Once an asset (an article, slideshow, video or interactive feature) is created in the content management system, the categorization software is called. This software runs the text against the rules for subjects and then through the rules for entities (proper nouns). Once this process is complete, editors are presented with suggestions for each term type within our schema: subjects, organizations, people, locations and titles of creative works. The subject suggestions also contain a relevancy score. The editor can then choose tags from these suggestions to be assigned to an article. If they do not see a tag that they know is in the vocabulary suggested to them, the editors have the option to search for that term within the vocabulary. If there are new entities in the news, the editors can request that they be added as new terms. Once the article is published/republished the tags chosen from the vocabulary are assigned to the article and the requested terms are sent to the Taxonomy Team.

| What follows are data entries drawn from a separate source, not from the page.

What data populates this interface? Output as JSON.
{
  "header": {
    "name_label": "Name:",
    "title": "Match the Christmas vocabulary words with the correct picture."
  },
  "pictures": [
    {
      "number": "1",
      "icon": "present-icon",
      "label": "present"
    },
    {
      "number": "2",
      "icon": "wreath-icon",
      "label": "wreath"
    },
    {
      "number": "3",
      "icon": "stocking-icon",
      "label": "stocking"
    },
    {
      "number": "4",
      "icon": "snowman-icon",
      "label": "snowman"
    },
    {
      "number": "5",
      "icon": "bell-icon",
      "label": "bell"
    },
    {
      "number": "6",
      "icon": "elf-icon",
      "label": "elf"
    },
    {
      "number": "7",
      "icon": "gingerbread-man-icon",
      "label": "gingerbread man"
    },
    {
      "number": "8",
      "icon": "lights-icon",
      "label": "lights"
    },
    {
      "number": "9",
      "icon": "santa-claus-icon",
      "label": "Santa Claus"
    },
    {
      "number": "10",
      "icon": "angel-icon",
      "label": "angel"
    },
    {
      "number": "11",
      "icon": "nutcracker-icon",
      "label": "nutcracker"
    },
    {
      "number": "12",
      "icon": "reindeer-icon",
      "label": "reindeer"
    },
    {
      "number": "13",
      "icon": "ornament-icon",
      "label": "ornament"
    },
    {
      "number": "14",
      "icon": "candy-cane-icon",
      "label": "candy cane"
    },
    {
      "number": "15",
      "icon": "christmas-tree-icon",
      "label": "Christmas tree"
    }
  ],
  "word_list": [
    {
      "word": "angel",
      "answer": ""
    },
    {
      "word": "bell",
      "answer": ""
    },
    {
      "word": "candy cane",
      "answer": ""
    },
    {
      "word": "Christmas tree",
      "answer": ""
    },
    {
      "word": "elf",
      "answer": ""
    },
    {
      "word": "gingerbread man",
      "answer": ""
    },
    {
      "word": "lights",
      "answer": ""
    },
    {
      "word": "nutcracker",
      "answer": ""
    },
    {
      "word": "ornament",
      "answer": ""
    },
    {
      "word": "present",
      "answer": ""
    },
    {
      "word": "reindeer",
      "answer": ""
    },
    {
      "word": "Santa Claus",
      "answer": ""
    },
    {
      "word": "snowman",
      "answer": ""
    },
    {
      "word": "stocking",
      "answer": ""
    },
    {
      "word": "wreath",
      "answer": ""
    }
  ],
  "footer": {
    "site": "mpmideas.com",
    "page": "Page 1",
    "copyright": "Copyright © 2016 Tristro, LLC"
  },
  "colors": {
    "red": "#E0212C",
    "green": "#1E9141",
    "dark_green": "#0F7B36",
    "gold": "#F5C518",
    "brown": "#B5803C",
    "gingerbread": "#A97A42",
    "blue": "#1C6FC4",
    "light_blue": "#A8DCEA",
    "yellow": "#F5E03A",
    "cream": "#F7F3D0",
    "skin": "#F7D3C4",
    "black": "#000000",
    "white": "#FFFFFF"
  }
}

The Taxonomy Team receives all of the tag requests from the newsroom in a daily report. Taxonomists review the suggestions and decide whether they should be added to the vocabulary, taking into account factors such as: news value, frequency of occurrence, and uniqueness of the term. If the verdict is yes, then the taxonomist creates a new entry for the tag in our internal taxonomy management tool and disambiguates the entry using Boolean rules. For example, there cannot be two entries both named “Adams, John” for the composer and the former United States president of the same name. To solve this, disambiguation rules are added so that the software knows which one to suggest based on context.
John Adams,_IF:{(OR,”composer”,”Nixon in China”,”opera”…)}::Adams, John (1947- )
John Adams,_IF:{(OR,”federalist”,”Hamilton”,”David McCullough”…)}:Adams, John (1735-1826)
Once all of these new terms are added into the system, the Taxonomy Team retags all assets with the new terms.
In addition to these term updates, taxonomists also review a selection of assets from the day for tagging quality. Taxonomists read the articles to identify whether the asset has all the necessary tags or has been over-tagged. The general rule is to tag the focus of the article and not everything mentioned. This method ensures that the tagging really gets to the heart of what the piece is about. When doing this review, taxonomists will notice subject terms that are either not suggesting or suggesting improperly. The taxonomist uses this opportunity to tweak the rules for that subject so that the software suggests the tag properly next time.
After this review of the tagging process at the New York Times, the Taxonomy Team compiles a daily report back to the newsroom that includes shoutouts for good tagging examples, tips for future tagging and a list of all the new term updates for that day. This email keeps the newsroom and the Taxonomy Team in contact and acts as a continuous training tool for the newsroom.
All of these procedures come together to ensure that The Times has a high quality of metadata upon which to deliver highly relevant, targeted content to readers.